According to the firms, the dirham-backed stablecoin will support cutting-edge use cases, including machine-to-machine payments and artificial intelligence integrations. If approved, it will be issued on the ADI blockchain, which was developed by the ADI Foundation, a nonprofit entity focused on integrating blockchain technology into traditional financial systems and government frameworks. The new stablecoin is part of a broader strategy to enhance the UAE’s digital infrastructure and diversify the country’s position in the global digital economy.

ADQ was founded in 2018, and manages state assets tied to critical infrastructure and supply chains. IHC has a market capitalization of more than $243 billion and has close links to Abu Dhabi’s ruling elite. Due to this, it adds some serious financial muscle to the initiative. FAB was formed through the 2017 merger of First Gulf Bank and the National Bank of Abu Dhabi, and provides essential banking infrastructure for the stablecoin’s rollout.

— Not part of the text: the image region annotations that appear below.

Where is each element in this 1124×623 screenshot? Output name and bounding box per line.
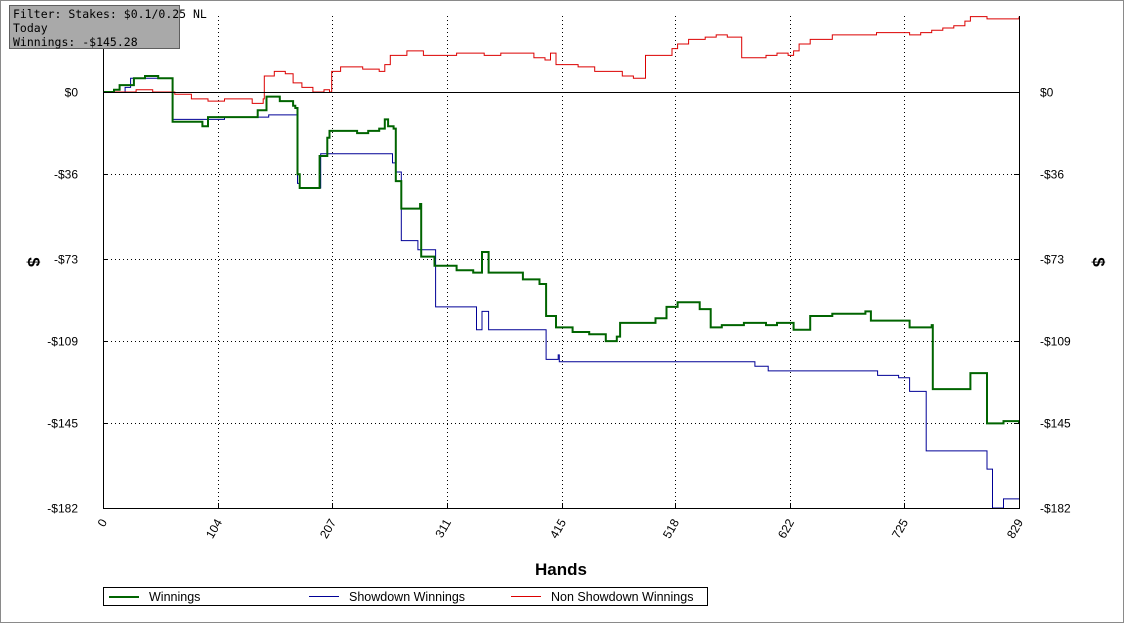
y-tick-label-left: $0: [65, 86, 79, 100]
legend-item-winnings: Winnings: [109, 588, 200, 605]
y-tick-label-left: -$145: [47, 417, 78, 431]
y-tick-label-left: -$182: [47, 502, 78, 516]
y-tick-label-right: $0: [1040, 86, 1054, 100]
x-tick-label: 622: [775, 516, 797, 541]
showdown-winnings-line: [103, 77, 1019, 509]
x-tick-label: 725: [889, 516, 911, 541]
legend-item-non-showdown: Non Showdown Winnings: [511, 588, 693, 605]
y-tick-label-right: -$109: [1040, 335, 1071, 349]
axes: [103, 16, 1020, 509]
y-tick-label-right: -$36: [1040, 168, 1064, 182]
legend-swatch-showdown: [309, 596, 339, 597]
x-tick-label: 104: [203, 516, 225, 541]
y-tick-label-right: -$145: [1040, 417, 1071, 431]
x-tick-label: 518: [660, 516, 682, 541]
filter-info-box: Filter: Stakes: $0.1/0.25 NL Today Winni…: [9, 5, 207, 49]
legend-label-showdown: Showdown Winnings: [349, 589, 466, 604]
x-axis-title: Hands: [535, 560, 587, 579]
y-tick-label-left: -$73: [54, 253, 78, 267]
non-showdown-winnings-line: [103, 16, 1020, 104]
y-axis-title-left: $: [24, 257, 43, 267]
legend-item-showdown: Showdown Winnings: [309, 588, 465, 605]
x-tick-label: 207: [317, 516, 339, 541]
y-tick-label-right: -$73: [1040, 253, 1064, 267]
filter-text: Filter: Stakes: $0.1/0.25 NL: [13, 7, 207, 21]
x-tick-label: 0: [95, 516, 111, 529]
y-axis-title-right: $: [1089, 257, 1108, 267]
legend: Winnings Showdown Winnings Non Showdown …: [103, 587, 708, 606]
legend-swatch-winnings: [109, 595, 139, 598]
series-lines: [103, 16, 1020, 509]
legend-swatch-non-showdown: [511, 596, 541, 597]
x-tick-label: 829: [1004, 516, 1026, 541]
legend-label-winnings: Winnings: [149, 589, 201, 604]
y-tick-label-left: -$109: [47, 335, 78, 349]
x-tick-label: 311: [432, 516, 454, 540]
grid-lines: [103, 16, 1019, 508]
winnings-line: [103, 75, 1020, 425]
tick-labels: 0 104 207 311 415 518 622 725 829 $0 $0 -$36 -$36 -$7…: [47, 86, 1071, 541]
y-tick-label-left: -$36: [54, 168, 78, 182]
winnings-text: Winnings: -$145.28: [13, 35, 138, 49]
y-tick-label-right: -$182: [1040, 502, 1071, 516]
x-tick-label: 415: [547, 516, 569, 541]
period-text: Today: [13, 21, 48, 35]
legend-label-non-showdown: Non Showdown Winnings: [551, 589, 694, 604]
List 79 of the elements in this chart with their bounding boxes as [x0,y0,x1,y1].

This development is part of the growing trend among nations looking for alternatives to US dollar-denominated stablecoins, which currently dominate the market. As of April 2025, the total market cap of dollar-backed stablecoins reached over $230 billion, which is a 54% increase year-over-year. Tether and USDC account for the vast majority

Stablecoin market cap

Stablecoins market cap excluding USCT and USDC (Source: Alphractal)

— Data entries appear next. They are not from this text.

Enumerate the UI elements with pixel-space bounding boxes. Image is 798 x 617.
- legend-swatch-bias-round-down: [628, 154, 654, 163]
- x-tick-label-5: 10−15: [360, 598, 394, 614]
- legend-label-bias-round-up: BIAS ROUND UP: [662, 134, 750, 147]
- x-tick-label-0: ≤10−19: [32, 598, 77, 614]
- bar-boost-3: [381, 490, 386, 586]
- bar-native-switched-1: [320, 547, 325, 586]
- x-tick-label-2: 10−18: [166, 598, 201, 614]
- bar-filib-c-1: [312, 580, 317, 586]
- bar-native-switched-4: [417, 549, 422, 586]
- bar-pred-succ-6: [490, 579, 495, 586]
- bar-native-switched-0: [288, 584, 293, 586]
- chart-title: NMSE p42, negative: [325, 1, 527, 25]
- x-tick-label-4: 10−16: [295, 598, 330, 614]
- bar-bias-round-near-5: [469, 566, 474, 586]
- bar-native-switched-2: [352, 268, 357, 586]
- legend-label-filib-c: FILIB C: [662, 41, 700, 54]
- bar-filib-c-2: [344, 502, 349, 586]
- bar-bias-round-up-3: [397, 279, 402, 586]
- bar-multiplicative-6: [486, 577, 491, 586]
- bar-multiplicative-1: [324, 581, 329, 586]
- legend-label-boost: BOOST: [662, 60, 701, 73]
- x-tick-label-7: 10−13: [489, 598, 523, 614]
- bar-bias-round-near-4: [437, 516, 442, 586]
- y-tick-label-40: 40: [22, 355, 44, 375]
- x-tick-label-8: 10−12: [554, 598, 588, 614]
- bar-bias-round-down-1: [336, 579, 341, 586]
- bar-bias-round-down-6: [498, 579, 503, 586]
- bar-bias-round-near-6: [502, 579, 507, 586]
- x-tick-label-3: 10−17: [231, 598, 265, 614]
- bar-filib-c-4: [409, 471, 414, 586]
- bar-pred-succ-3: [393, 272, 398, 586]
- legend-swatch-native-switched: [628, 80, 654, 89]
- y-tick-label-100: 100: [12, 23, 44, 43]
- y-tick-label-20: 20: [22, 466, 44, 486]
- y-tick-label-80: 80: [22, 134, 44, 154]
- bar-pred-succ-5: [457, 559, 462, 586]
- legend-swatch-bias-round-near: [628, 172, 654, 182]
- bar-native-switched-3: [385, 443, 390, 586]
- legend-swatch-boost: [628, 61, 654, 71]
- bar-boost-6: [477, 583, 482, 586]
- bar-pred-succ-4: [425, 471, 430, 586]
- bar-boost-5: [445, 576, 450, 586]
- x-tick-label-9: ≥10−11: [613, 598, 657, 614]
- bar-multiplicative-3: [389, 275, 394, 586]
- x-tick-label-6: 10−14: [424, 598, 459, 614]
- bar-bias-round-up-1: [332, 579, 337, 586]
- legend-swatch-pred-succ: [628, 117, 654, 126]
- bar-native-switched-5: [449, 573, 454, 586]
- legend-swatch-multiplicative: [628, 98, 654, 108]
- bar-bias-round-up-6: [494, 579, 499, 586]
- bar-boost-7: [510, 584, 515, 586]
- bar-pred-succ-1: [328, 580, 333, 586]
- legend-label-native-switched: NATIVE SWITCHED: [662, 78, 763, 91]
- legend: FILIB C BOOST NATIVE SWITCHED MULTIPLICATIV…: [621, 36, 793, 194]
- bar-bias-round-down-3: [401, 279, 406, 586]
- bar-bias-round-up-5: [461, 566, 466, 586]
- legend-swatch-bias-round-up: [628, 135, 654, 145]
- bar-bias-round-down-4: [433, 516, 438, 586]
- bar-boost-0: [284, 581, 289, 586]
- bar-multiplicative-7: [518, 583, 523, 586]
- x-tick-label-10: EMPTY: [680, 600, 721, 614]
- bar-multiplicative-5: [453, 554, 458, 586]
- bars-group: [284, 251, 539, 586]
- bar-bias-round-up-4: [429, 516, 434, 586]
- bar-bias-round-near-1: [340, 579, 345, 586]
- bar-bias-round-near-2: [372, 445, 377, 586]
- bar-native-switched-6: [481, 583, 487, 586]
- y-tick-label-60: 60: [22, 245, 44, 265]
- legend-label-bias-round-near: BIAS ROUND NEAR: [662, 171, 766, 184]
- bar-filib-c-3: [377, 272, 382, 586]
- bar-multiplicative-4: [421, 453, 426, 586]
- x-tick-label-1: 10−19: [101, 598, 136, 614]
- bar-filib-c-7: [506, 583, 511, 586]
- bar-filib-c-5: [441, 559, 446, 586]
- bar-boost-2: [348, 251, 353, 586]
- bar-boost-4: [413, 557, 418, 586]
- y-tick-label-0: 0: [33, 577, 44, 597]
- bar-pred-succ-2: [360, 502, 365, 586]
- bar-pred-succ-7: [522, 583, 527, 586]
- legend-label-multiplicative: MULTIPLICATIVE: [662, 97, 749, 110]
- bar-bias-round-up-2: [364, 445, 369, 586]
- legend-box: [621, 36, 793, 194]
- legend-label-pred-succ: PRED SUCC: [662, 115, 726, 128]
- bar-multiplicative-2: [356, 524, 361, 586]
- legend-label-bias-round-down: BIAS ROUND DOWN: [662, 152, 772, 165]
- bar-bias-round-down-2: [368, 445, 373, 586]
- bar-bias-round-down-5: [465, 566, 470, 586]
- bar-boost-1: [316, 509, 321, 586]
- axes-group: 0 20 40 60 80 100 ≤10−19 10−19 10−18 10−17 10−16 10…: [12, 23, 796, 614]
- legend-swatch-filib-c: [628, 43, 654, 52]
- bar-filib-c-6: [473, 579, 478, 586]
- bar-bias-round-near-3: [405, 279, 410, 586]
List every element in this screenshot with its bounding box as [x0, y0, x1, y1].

In parallel, countries like Russia discussed plans to create their own fiat-pegged digital currencies in response to geopolitical sanctions and restrictions on dollar-linked stablecoins. Nonetheless, an April report from Citigroup suggests that despite rising interest in non-dollar stablecoins and national digital currencies, US dollar dominance in the stablecoin market is likely to stay due to its global liquidity and adoption.

US Senate Eyes Stablecoin Vote Before Memorial Day

In the US, Senate Majority Leader John Thune reportedly informed Republican lawmakers that the Senate is expected to address stablecoin regulation legislation before the Memorial Day holiday on May 26. According to an April 29 report from Politico, Thune made the remarks during a closed-door meeting with GOP senators, who currently hold a narrow majority in the Senate. 

Sen. Thune

Senate Majority Leader John Thune

The legislation in question, the Guiding and Establishing National Innovation for US Stablecoins (GENIUS) Act. This legislation was introduced in February by Senator Bill Hagerty and passed through the Senate Banking Committee in March.

While Thune held back from publicly mentioning crypto-related bills during his comments on President Donald Trump’s first 100 days in office, several recent actions by the administration had potential implications for digital assets. One of Trump’s executive orders, which was signed on Jan. 23, called for the creation of a working group to explore the development of a national crypto stockpile and a regulatory framework for stablecoins. However, such executive orders lack the force of law unless followed by legislative action from Congress.

The GENIUS Act seeks to restrict the issuance of payment stablecoins to entities designated as “permitted payment stablecoin issuers,” thereby tightening the regulatory landscape for private stablecoin developers. A companion bill, known as the STABLE Act (Stablecoin Transparency and Accountability for a Better Ledger Economy), was also introduced in the House of Representatives, which is likewise controlled by Republicans.

Controversy emerged as Democratic lawmakers raised concerns about President Trump’s potential conflicts of interest related to stablecoin ventures. In particular, a lot of attention has focused on Trump’s ties to World Liberty Financial. This is a crypto firm with Trump family connections that recently launched a US dollar-pegged stablecoin known as USD1. 

Critics argue that Trump’s dual role as both a political leader and beneficiary of crypto-related ventures could pose serious risks to the financial system.